Pessimismo e vontade se enlaçam de formas curiosas em uma tradução, ou no fenômeno tradutório em geral. Tradução é fenômeno de difícil apreensão, de ainda mais difícil explicação. Mas símiles não faltam. Schopenhauer, em seu amargor e pessimismo característicos, comparava uma biblioteca de traduções a uma galeria de pinturas formada de cópias apenas. Ou então comparava a tradução a uma peça musical transposta a outro tom.
Não concebia meio-termo, o filósofo alemão: a tradução ou seria morta, de estilo forçado, como talvez a peça musical forçadamente transposta a tom diferente do original, ou então seria falsa de tão livre. Isso na prosa. Na poesia, em vista da aparente impossibilidade de sua tradução, Schopenhauer parecia acenar com simpatia para o lado criativo do fenômeno: “Poemas não podem ser traduzidos, mas apenas repoetizados, o que sempre é delicado”.
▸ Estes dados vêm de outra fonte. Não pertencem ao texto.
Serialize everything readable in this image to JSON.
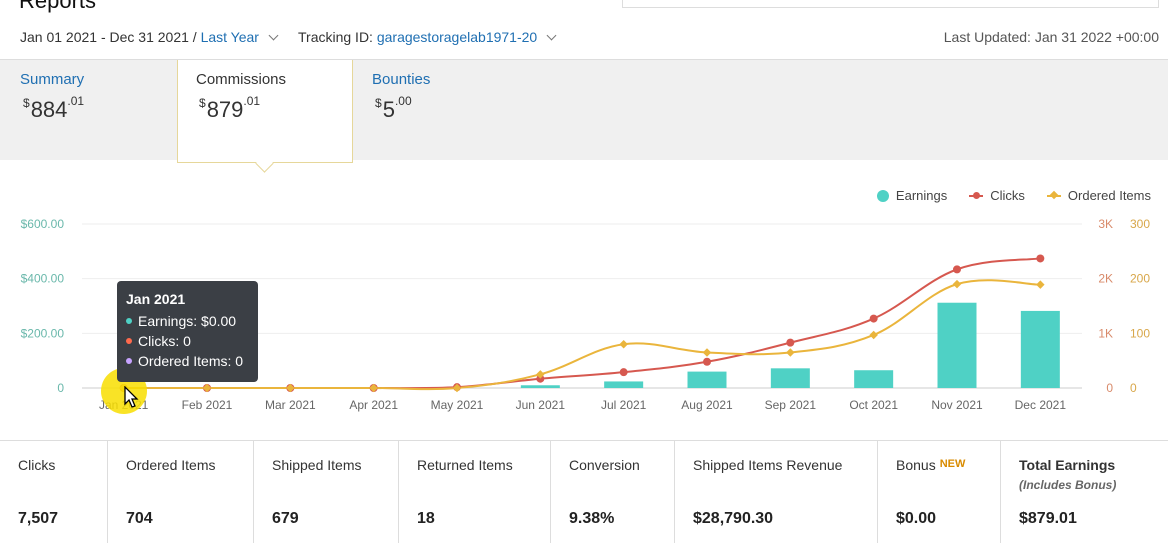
{
  "page": {
    "title": "Reports"
  },
  "filters": {
    "date_range": "Jan 01 2021 - Dec 31 2021 /",
    "period_link": "Last Year",
    "tracking_label": "Tracking ID:",
    "tracking_id": "garagestoragelab1971-20",
    "last_updated": "Last Updated: Jan 31 2022 +00:00"
  },
  "tabs": [
    {
      "label": "Summary",
      "currency": "$",
      "whole": "884",
      "cents": ".01"
    },
    {
      "label": "Commissions",
      "currency": "$",
      "whole": "879",
      "cents": ".01"
    },
    {
      "label": "Bounties",
      "currency": "$",
      "whole": "5",
      "cents": ".00"
    }
  ],
  "legend": {
    "earnings": "Earnings",
    "clicks": "Clicks",
    "ordered": "Ordered Items"
  },
  "tooltip": {
    "title": "Jan 2021",
    "earnings": "Earnings: $0.00",
    "clicks": "Clicks: 0",
    "ordered": "Ordered Items: 0"
  },
  "colors": {
    "earnings": "#4fd1c5",
    "clicks": "#d6584f",
    "ordered": "#eab53c",
    "link": "#1f6fb2",
    "highlight": "#f8de00"
  },
  "chart_data": {
    "type": "bar",
    "categories": [
      "Jan 2021",
      "Feb 2021",
      "Mar 2021",
      "Apr 2021",
      "May 2021",
      "Jun 2021",
      "Jul 2021",
      "Aug 2021",
      "Sep 2021",
      "Oct 2021",
      "Nov 2021",
      "Dec 2021"
    ],
    "series": [
      {
        "name": "Earnings",
        "type": "bar",
        "axis": "left",
        "values": [
          0,
          0,
          0,
          0,
          0,
          10,
          24,
          60,
          72,
          65,
          312,
          282
        ]
      },
      {
        "name": "Clicks",
        "type": "line",
        "axis": "right1",
        "values": [
          0,
          0,
          0,
          0,
          15,
          170,
          290,
          480,
          830,
          1270,
          2170,
          2370
        ]
      },
      {
        "name": "Ordered Items",
        "type": "line",
        "axis": "right2",
        "values": [
          0,
          0,
          0,
          0,
          0,
          25,
          80,
          65,
          65,
          97,
          190,
          189
        ]
      }
    ],
    "left_ticks": [
      "0",
      "$200.00",
      "$400.00",
      "$600.00"
    ],
    "left_ylim": [
      0,
      600
    ],
    "right1_ticks": [
      "0",
      "1K",
      "2K",
      "3K"
    ],
    "right1_ylim": [
      0,
      3000
    ],
    "right2_ticks": [
      "0",
      "100",
      "200",
      "300"
    ],
    "right2_ylim": [
      0,
      300
    ],
    "grid": true,
    "legend": "top-right"
  },
  "stats": [
    {
      "label": "Clicks",
      "value": "7,507"
    },
    {
      "label": "Ordered Items",
      "value": "704"
    },
    {
      "label": "Shipped Items",
      "value": "679"
    },
    {
      "label": "Returned Items",
      "value": "18"
    },
    {
      "label": "Conversion",
      "value": "9.38%"
    },
    {
      "label": "Shipped Items Revenue",
      "value": "$28,790.30"
    },
    {
      "label": "Bonus",
      "badge": "NEW",
      "value": "$0.00"
    },
    {
      "label": "Total Earnings",
      "sub": "(Includes Bonus)",
      "value": "$879.01"
    }
  ]
}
Mas poesia é risco, e tradução de poesia, risco dobrado diante de tão frágil delicadeza. Operação ousada a tal repoetização. Na prosa, talvez o risco não seja muito menor. Quem sabe, na prosa, o justo meio-termo entre a morte e a falsidade seja a recriação. Filósofo de inspiração budista, Schopenhauer poderia se deixar convencer pelo argumento do caminho do meio. O pessimismo era mais forte.
Nele prevalece a vontade individual como criadora de dores e desilusões. Não a Vontade última e absoluta, mãe e reunião de todas as vontades pequenas. Vontades que concorrem para buscas que de saída se entregam ao fracasso. Exemplo? Que a tradução seja exata, no sabor e nos contornos, ao paladar e ao tato reprodução mais que perfeita.
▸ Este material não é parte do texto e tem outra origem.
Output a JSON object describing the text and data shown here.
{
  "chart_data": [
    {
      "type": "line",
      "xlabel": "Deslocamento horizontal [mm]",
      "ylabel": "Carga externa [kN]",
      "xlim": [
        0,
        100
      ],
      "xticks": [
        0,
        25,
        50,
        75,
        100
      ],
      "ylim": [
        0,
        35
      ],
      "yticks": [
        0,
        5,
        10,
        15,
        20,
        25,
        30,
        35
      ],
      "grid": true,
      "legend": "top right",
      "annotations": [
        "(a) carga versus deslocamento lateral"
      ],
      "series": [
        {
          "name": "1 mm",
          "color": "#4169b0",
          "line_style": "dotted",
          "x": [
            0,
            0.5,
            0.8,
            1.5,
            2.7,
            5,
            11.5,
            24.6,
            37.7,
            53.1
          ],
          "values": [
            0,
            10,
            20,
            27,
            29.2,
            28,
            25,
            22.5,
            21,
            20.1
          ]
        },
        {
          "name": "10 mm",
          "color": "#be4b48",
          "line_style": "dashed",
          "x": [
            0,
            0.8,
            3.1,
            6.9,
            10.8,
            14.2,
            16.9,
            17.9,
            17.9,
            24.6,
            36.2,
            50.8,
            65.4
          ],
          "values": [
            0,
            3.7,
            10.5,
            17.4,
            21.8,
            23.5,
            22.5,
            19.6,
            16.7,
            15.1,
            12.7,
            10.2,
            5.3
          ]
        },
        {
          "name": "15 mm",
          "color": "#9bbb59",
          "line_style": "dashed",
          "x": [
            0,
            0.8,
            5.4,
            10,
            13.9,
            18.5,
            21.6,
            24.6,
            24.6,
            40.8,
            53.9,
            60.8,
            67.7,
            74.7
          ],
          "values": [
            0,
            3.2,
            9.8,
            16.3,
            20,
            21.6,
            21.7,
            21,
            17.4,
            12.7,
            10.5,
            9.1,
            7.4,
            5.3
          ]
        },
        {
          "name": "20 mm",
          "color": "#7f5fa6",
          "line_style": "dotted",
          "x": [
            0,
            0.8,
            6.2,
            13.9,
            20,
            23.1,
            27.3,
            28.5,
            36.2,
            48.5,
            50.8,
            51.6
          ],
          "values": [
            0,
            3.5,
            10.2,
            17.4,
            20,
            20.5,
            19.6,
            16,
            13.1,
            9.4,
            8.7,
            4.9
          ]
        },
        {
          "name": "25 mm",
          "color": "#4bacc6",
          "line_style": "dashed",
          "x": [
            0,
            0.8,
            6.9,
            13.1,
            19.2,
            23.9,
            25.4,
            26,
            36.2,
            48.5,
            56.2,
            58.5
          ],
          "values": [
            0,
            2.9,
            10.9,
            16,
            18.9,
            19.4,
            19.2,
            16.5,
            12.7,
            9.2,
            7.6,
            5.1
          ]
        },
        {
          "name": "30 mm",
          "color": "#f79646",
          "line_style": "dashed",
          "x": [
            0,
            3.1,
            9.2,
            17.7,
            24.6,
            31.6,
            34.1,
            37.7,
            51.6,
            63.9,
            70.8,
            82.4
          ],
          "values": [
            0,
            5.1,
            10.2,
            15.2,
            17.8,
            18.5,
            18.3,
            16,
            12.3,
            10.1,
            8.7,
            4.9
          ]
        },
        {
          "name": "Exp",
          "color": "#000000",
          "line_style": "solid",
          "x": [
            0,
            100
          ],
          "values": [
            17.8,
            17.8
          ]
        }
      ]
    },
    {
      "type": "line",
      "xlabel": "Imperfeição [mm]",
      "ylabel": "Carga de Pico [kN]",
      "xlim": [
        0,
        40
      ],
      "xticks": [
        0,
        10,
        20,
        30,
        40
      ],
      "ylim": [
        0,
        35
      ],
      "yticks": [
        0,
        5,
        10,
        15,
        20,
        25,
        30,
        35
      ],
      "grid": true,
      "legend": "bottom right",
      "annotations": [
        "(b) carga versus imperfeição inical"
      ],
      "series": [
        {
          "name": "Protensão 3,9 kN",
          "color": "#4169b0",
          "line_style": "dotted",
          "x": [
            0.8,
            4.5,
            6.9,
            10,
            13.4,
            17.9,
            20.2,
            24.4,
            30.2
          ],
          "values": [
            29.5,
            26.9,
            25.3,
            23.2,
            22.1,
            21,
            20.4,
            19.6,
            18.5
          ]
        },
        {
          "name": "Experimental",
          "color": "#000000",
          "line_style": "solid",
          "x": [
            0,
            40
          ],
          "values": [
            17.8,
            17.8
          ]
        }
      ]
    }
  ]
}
Isolado e pessimista, Schopenhauer era talvez a representação mais fiel de um pobre tradutor às voltas com as desventuras de um texto indomável, porque inapreensível por um só olhar. Mergulhado nas misérias mais intrincadas da alma humana, isolado e na solidão — encolhido e taciturno no fundo de um quarto de pensão, o filósofo pensa a ponte entre o humano e o divino. Do lado de cá, numa luta mais prosaica, o tradutor tenta a ponte entre a língua sua e a do outro, o tempo seu e o do outro.
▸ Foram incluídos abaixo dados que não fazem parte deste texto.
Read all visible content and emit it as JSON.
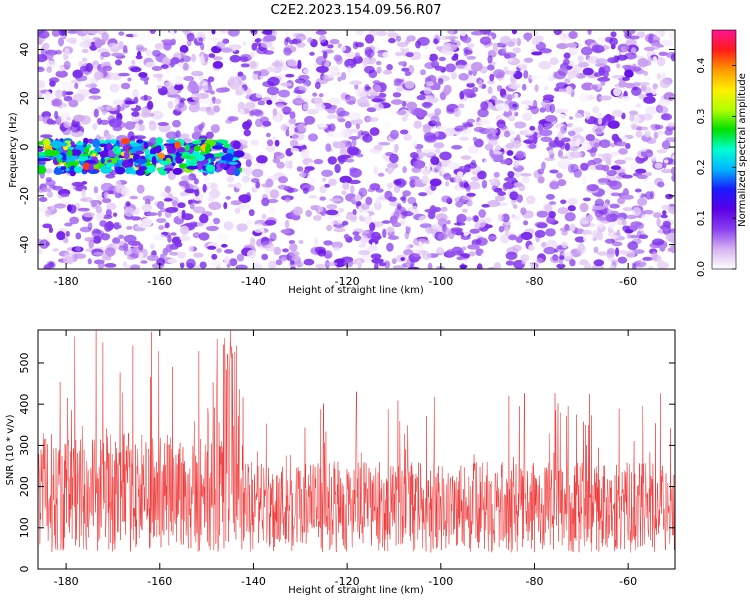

A característica tateante de uma e de outra funções as aproxima e une na mesma e sinuosa sina: entrar e sair de meandros que não respeitam vontades alheias. Lamentava Freud que o poder criativo do autor nem sempre obedece à sua vontade. O poder recriativo do tradutor também lhe escapa às rédeas com extrema facilidade. Daí à insatisfação e à profunda frustração não é caminho tão longo.
Tradução não é só vontade, claro. É também representação. O texto se repete como farsa de si mesmo. O tradutor, farsante, posa de autor e criador. Mas é farsa, representação equivocada de uma idéia que não é sua. O texto-mundo, como vontade e representação, encontra no ato tradutório uma solução impossível de ser pensada. Vontade cega guiando a mão e a pena à plena decepção — deception, como falsa representação, tensa impostura.
O texto, e sua tradução, enfim, como o mundo de Schopenhauer, não resiste só. Depende, para sua existência plena de sentidos e efeitos, na nata da literatura, das balizas e dos parâmetros de possibilidade dados pelo leitor. Balizas e parâmetros, que, com sua dura realidade, ajudam a dissolver vontades pequenas e ilusões tristemente arraigadas: cobranças de tosca fidelidade, à custa da essência da criação. Mera representação, rastejante pessimismo.